Complex geometry effects observed on log responses in high-angle and horizontal (HaHz) wells can create challenges in achieving accurate formation evaluation. The situation is made even more difficult in thinly bedded reservoirs where measurements may respond to multiple layers within their volume of investigation. Recent publications have outlined techniques in which a layered earth model is used to define the geometry of layering relative to a wellbore. A model-compareupdate workflow is then used to solve for layer properties. Although these techniques are efficient in horizontal wells, they require good geological understanding to manually create the formation model and can be time consuming if there are many thin layers. This paper presents a semiautomatic method to construct a layered earth model in the immediate proximity of the borehole and to solve for the formation properties and geometry of the layers locally. The approach is particularly useful for shallow-reading measurements and complements the more extensive layered earth models commonly used for modeling the response of deeper reading measurements.
In this method, high-resolution density and volumetric photoelectric factor (PEF) images, acquired by logging while-drilling (LWD) tools while rotating, are analyzed to define the boundary position, dip, and properties of layers as thin as 2 inch. The computed dips, layer boundaries, and log values are then used to automatically create a local layer model (LLM) and provide an initial estimate of the density and PEF layer properties in the high-angle intervals. In the horizontal intervals where layer boundaries do not cross the wellbore axis, the user completes the LLM manually using the density image projected onto the well trajectory as an aid.

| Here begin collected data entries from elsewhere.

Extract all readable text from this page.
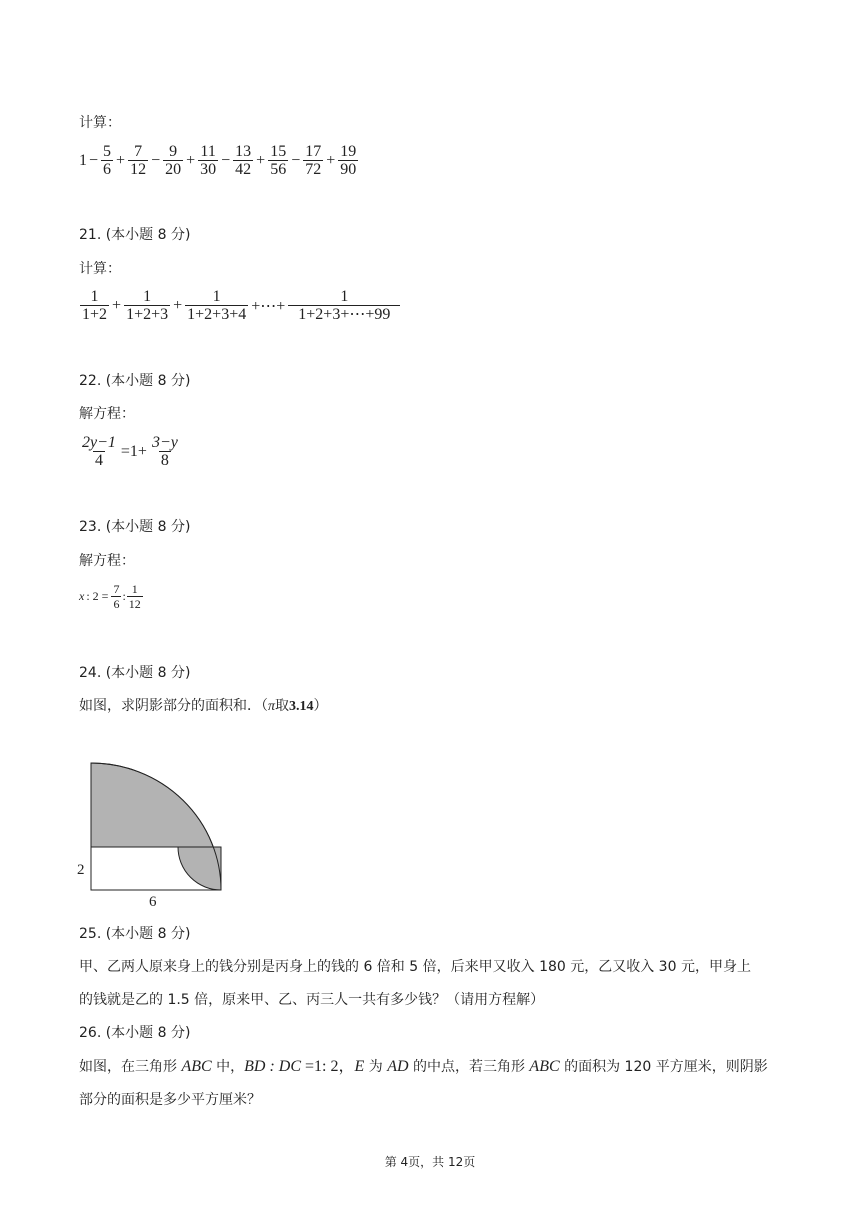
计算：
$1 - \frac{5}{6} + \frac{7}{12} - \frac{9}{20} + \frac{11}{30} - \frac{13}{42} + \frac{15}{56} - \frac{17}{72} + \frac{19}{90}$
21. (本小题 8 分)
计算：
$\frac{1}{1+2} + \frac{1}{1+2+3} + \frac{1}{1+2+3+4}$ +⋯+ $\frac{1}{1+2+3+\cdots+99}$
22. (本小题 8 分)
解方程：
$\frac{2y-1}{4} =1+ \frac{3-y}{8}$
23. (本小题 8 分)
解方程：
x : $2 = \frac{7}{6}$ : $\frac{1}{12}$
24. (本小题 8 分)
如图，求阴影部分的面积和．（π取3.14）
2
6
25. (本小题 8 分)
甲、乙两人原来身上的钱分别是丙身上的钱的 6 倍和 5 倍，后来甲又收入 180 元，乙又收入 30 元，甲身上
的钱就是乙的 1.5 倍，原来甲、乙、丙三人一共有多少钱？（请用方程解）
26. (本小题 8 分)
如图，在三角形 ABC 中，BD : DC =1: 2，E 为 AD 的中点，若三角形 ABC 的面积为 120 平方厘米，则阴影
部分的面积是多少平方厘米？
第 4页，共 12页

Once the LLM has been created and populated with formation properties, the corresponding logging tool measurement response is simulated by a fast-forward modeling algorithm. Through a model-compare-update workflow, the user adjusts the formation model so that the forward modeled logs and images reasonably match the measured responses. In many cases, especially in beds thicker than 6 inch, little to no manual adjustment is required.
When modeling log responses in HaHz wells there is not always a unique solution to the problem. There are two main unknowns in the layer-cake formation model:
the layer geometry, that is to say the boundary positions and dips, and
the layer petrophysical properties.
In this new workflow, the layer geometry is clearly defined by the wellbore images, leaving the layer properties as the main unknown. In many cases, the layer properties can be read directly from high resolution measurements such as density images, but this is not always the case in thin beds or nonplanar layers or when lower resolution non-azimuthal measurements are interpreted (e.g., neutron porosity). By enforcing a common formation geometry and matching simulated logs that take into account both geometry and formation properties with measured logs, the described workflow significantly increases the confidence in the computed layer geometries and properties.
The methodology is demonstrated on two high angle/horizontal wells, one from offshore West Africa and the other from the North Sea. The paper shows how the LLM is quickly created and updated to provide a formation model proximal to the wellbore. The rapidly created LLM provides information about formation geometry, which facilitates determination of the true properties of thin layers, free from the geometry effects that are observed on the measured logs. The true layer properties enable more accurate formation evaluation than use of the geometrically uncorrected measured logs.